Daylight Savings Makes for Weak Syndie Ratings

Apr 21, 2005  •  Post A Comment

Syndicated strips, especially shows in prime access and early fringe, saw declines for the week ended April 10, with the end of daylight savings and the beginning of lighter days.

Two of the top three off-network sitcoms hit new season lows, including the top-rated strip, King World’s “Everybody Loves Raymond,” which scored a 5.9 national household rating, according to Nielsen Media Research. That was down 13 percent for the week but still an 18 percent increase over its year-ago performance.

Sony’s “Seinfeld” was down both 2 percent for the week and for the year to a 5.5. The No.3 off-net strip, Warner Bros.’ “Friends,” dropped 6 percent for the week to hit a new season low of 4.9. “Friends” was also down 9 percent for the year.

All of the newsmagazines saw declines for the week, with the genre leader, Paramount’s “Entertainment Tonight, sliding 8 percent from last week to hit a 4.7. Despite being pre-empted in its primary run dues to NCAA basketball April 4 in nine markets, including three of the top five, “ET” was even with its performance last year.

The top-rated show in syndication, King World’s “Wheel of Fortune,” was down 11 percent for the week with an 8.3, still a 2 percent increase over its performance last year.

Daytime shows also suffered from a lackluster week of ratings. The leading talk strip, King World’s “The Oprah Winfrey Show,” dropped 12 percent for the week to a 6.4. On a year-to-year basis, “Oprah” was up 10 percent. One other talk show saw double-digit weekly declines; NBC Universal’s “Maury,” which dipped 10 percent for the week to a 2.6, a 13 percent decline over its year-ago performance.

The only talk strip up for the week was “Dr.
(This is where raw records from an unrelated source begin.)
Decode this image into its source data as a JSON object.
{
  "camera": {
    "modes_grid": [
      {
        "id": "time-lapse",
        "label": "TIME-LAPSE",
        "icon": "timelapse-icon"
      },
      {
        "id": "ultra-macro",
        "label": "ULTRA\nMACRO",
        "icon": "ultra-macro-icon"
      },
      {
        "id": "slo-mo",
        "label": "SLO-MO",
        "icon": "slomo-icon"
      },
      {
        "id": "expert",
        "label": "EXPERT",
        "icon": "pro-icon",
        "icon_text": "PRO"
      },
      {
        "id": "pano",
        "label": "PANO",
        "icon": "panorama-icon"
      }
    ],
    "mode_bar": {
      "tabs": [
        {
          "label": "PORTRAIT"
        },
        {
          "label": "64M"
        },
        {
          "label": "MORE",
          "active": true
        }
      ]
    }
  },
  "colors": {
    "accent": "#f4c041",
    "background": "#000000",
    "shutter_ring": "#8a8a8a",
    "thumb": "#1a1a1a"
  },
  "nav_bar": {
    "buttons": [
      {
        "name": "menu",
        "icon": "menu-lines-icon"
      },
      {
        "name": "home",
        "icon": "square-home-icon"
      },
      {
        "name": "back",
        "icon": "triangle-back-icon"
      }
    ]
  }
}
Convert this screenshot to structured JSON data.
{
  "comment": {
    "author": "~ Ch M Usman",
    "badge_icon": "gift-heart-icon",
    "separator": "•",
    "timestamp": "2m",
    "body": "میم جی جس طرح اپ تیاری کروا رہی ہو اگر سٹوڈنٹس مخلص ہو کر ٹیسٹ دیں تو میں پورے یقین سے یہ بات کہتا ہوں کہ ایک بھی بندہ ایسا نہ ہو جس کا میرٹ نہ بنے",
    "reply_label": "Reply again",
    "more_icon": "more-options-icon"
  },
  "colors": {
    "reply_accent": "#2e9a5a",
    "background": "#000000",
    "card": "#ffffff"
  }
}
Phil,” which grew 4 percent for the week to a 5.1, a 16 percent increase over last year.

The No. 1 court show, Paramount’s “Judge Judy,” dropped 4 percent for the week to a 4.7, a 2 percent increase year to year.

The week’s highest-rated weekly hour was King World’s off-network rookie “CSI,” which grew 4 percent for the week to a hit a 5.2.